In un caso, poi, una cimice della Procura ha anche permesso di disporre di un video in cui si vede il titolare dell’impresa con sede a Perugia, ora destinatario della misura interdittiva alla contrattazione con la pubblica amministrazione, mettere una busta sul tavolo del funzionario della Provincia di Perugia, che quel giorno si trovava negli uffici di Magione dell’ente, dicendo: «Questo è bono». Il dipendente pubblico ora ai domiciliari l’ha subito intascata e il giorno seguente, quando è scattata la perquisizione, insieme alla notifica dell’interrogatorio preventivo, il funzionario ha mostrato il contenuto della summenzionata busta, ovvero buoni carburante per 400 euro, che sono stati sequestrati.

Per quanto riguarda la gara del Consorzio sul fiume Chiana, la Procura di Perugia ritiene che il funzionario di quell’ente, ora gli arresti domiciliari, avrebbe rilevato anticipatamente all’imprenditore di Chiusi titolare di un’azienda di Città della Pieve informazioni riservate, ovvero il giorno e l’ora della pubblicazione della gara, che sarebbero state determinanti per l’aggiudicazione, perché il bando prevedeva che l’affidatario dei lavori venisse individuato in base all’offerta più vantaggiosa presentata da uno dei primi 10 soggetti che avessero manifestato in via telematica il proprio interesse allo svolgimento dei lavori.

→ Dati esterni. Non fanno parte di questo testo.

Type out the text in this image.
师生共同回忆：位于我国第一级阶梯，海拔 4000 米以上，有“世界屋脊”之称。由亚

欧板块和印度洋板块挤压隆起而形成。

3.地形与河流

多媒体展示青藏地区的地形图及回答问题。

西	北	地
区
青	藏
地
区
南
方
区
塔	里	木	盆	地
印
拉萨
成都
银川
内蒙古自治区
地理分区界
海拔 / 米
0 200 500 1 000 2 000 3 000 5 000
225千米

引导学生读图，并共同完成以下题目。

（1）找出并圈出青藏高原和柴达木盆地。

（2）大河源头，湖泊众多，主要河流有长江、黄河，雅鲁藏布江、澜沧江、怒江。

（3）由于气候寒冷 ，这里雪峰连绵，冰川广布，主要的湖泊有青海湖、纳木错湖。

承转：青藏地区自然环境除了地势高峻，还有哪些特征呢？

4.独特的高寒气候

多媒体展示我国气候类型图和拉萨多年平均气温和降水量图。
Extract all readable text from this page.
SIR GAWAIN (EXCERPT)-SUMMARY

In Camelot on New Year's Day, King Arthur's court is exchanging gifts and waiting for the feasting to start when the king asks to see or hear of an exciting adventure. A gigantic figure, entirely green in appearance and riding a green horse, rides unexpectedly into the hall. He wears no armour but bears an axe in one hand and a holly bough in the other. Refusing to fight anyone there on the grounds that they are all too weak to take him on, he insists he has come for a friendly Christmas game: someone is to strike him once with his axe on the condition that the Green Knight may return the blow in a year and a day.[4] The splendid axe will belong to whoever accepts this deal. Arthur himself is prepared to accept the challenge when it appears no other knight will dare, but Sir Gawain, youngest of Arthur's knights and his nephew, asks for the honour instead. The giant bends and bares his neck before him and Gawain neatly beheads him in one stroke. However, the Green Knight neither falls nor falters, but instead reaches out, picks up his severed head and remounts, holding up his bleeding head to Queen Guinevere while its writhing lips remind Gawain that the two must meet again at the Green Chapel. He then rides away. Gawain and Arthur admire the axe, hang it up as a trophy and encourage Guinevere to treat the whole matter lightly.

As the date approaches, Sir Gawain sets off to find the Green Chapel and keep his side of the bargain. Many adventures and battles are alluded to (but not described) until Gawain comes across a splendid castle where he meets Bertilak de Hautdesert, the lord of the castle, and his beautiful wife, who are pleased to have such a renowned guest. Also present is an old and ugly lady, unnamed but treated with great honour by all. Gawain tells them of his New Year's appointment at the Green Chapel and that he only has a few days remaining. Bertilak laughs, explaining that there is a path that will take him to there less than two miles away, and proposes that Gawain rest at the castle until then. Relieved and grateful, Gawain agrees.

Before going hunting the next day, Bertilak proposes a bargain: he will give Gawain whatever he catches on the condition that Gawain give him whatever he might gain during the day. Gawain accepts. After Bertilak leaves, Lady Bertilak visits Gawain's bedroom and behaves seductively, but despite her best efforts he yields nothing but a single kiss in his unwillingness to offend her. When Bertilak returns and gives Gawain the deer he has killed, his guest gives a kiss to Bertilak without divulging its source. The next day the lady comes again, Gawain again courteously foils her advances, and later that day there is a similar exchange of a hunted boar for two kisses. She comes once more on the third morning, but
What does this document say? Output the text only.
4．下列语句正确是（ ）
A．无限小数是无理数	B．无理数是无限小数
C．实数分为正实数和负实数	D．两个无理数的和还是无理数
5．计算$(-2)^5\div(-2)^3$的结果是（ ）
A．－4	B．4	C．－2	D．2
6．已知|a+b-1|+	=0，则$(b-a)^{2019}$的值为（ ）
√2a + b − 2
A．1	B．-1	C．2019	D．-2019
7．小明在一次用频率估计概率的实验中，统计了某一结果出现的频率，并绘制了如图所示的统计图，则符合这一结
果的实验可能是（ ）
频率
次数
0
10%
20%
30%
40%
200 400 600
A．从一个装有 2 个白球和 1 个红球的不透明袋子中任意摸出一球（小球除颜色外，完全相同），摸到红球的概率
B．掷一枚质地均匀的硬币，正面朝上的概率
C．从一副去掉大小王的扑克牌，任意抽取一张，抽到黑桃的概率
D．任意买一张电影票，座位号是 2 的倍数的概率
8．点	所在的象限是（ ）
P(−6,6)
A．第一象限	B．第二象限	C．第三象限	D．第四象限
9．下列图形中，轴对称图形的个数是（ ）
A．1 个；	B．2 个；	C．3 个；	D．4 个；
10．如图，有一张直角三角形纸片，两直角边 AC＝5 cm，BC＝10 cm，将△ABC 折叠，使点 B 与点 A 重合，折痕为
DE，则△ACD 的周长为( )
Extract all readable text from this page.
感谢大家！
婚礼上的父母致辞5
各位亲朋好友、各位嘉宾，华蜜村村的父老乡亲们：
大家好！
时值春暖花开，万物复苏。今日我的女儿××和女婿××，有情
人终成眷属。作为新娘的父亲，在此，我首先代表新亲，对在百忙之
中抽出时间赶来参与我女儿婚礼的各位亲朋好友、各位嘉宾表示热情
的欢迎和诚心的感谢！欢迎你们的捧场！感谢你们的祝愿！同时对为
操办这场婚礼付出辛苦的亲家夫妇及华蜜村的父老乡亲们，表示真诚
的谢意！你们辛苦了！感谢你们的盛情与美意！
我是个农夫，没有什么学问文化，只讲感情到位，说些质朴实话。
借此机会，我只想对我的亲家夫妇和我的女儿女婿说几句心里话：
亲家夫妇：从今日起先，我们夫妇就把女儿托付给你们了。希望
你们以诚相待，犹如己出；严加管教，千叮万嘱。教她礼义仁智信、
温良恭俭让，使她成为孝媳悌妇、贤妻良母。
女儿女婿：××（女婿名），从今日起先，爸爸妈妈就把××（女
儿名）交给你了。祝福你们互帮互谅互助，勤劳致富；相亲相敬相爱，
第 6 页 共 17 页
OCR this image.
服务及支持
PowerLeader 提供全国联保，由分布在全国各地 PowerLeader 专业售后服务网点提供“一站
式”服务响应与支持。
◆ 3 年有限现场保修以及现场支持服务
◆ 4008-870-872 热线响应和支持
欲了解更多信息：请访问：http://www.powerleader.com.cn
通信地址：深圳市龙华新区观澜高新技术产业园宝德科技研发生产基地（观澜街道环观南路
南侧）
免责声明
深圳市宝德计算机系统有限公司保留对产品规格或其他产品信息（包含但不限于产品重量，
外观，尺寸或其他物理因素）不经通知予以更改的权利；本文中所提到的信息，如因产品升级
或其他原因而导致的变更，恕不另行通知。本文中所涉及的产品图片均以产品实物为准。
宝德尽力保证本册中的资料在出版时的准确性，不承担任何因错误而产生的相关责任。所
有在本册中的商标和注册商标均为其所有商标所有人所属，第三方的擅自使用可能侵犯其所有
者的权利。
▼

L’imprenditore, appresa dell’ora e del giorno di pubblicazione, col coinvolgimento di un professionista suo collaboratore, avrebbe condiviso l’informazione con altri sette imprenditori, concordando, è la ricostruzione della Procura di Perugia, i tempi di presentazione delle offerte e l’ammontare dei rispettivi ribassi. All’esito della gara, i lavori sono stati affidati ad uno degli imprenditori del presunto “cartello”, il quale con un sub appalto li ha poi affidati all’imprenditore di Città della Pieve, quello cioè che aveva avuto l’informazione considerata determinante dell’ora e del giorno di pubblicazione della gara.

In questo quadro, la Procura ritiene che «la scelta del contraente sarebbe stata determinata grazie alle intese tra gli imprenditori e in maniera del tutto confliggente con la regolarità della procedura e le finalità dell’interesse pubblico sottese alla stessa». E per il gip, che ha firmato le cinque misure, tra cui i tre arresti domiciliari, non solo «non vi è dubbio che vi sia stata la collusione volta al turbamento della gara», ma «le modalità e le circostanze dei fatti reato» sono tali da far ravvisare al giudice «una spiccata pericolosità sociale degli indagati certamente tale da rendere assai probabile la reiterazione di analoghi comportamenti delittuosi».